It was Banksy’s high-tech performance art sending a message to screw with the art market. But Sotheby’s is happy to get “Banksy-ed.”
About a week ago, a painting by anonymous street artist Banksy was sold at Sotheby’s for 1.04 million pounds ($1.38 million) before the canvas was automatically shredded. The next day, Banksy posted a video on Instagram and revealed that he had hidden a shredder inside the frame a few years ago.

The media presume that Banksy was at the auction with other bidders and used a remote control to start the shredder. While there were suspicions that Sotheby’s was involved in the plot, it is very unlikely.

Modern arts circles had mixed reactions. As spectacle is an important element in capitalism, the performance would only make the artwork even more valuable. The half-shredded painting hanging in the frame now has unique artistic value and could carry a new historic significance.

As expected, Sotheby’s announced on Thursday that the buyer who won the bidding at the auction would go through with the purchase. It will be displayed in a special exhibition. If Banksy actually wanted to screw the art market, then he would have destroyed the painting completely, though I don’t doubt his sincerity based on his past actions.

He became famous for his graffiti and murals that are creative and easy to understand, but was uncomfortable when people fought over ownership of his work.

That’s surely why he shredded the painting, though it left the market smiling.

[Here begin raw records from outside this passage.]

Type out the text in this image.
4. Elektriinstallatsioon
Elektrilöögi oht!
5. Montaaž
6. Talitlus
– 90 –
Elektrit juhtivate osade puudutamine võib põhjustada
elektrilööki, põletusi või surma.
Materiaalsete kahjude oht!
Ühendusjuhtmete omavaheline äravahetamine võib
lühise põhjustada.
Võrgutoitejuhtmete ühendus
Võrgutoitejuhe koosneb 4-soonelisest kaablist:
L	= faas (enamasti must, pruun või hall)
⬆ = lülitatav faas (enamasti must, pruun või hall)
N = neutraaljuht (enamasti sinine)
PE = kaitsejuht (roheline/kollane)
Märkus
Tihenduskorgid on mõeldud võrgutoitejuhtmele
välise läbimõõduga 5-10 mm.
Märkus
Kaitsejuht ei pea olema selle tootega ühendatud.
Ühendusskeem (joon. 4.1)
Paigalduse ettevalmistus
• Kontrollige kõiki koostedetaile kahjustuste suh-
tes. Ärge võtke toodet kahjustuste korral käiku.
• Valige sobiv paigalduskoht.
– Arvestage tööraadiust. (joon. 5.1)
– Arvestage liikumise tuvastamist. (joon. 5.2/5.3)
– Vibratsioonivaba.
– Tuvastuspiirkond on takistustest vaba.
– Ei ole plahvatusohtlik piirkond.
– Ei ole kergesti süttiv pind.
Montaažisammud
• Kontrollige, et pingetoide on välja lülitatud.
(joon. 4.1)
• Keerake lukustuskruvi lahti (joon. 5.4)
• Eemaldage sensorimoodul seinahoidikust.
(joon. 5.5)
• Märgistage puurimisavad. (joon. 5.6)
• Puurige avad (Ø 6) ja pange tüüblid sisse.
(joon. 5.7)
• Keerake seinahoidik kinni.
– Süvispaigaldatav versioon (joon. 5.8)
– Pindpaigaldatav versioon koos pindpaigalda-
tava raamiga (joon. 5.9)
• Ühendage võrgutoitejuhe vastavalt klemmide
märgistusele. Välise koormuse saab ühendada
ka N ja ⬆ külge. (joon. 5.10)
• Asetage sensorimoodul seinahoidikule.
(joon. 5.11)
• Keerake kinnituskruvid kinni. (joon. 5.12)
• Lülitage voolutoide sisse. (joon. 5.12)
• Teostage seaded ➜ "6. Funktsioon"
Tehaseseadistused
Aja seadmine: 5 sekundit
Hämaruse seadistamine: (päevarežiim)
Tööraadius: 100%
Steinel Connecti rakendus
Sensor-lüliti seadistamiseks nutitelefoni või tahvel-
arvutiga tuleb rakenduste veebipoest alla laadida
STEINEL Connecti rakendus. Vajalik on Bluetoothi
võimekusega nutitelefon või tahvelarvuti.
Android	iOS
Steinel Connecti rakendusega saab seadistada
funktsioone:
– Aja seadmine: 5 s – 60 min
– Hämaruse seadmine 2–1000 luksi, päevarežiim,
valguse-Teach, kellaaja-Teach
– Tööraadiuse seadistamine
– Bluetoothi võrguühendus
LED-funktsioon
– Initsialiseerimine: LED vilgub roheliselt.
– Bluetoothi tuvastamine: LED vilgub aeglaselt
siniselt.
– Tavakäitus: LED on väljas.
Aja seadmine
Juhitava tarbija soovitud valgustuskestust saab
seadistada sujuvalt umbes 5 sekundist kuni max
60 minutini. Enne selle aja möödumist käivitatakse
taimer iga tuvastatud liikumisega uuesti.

The New Yorker’s art editor Andrea Scott criticized the self-destruction of Banksy’s painting, saying it “fails to rise above the level of empty gesture,” and “If the stunt was intended to mock the spectacle of art being reduced to a price tag, the joke might be on Banksy.”

In contrast, British art critic Jonathan Jones wrote on the Guardian, “Yet for once the commodity bit back. Art turned on the hands that feed it,” calling it Banksy’s greatest work of art. Who do you think is right?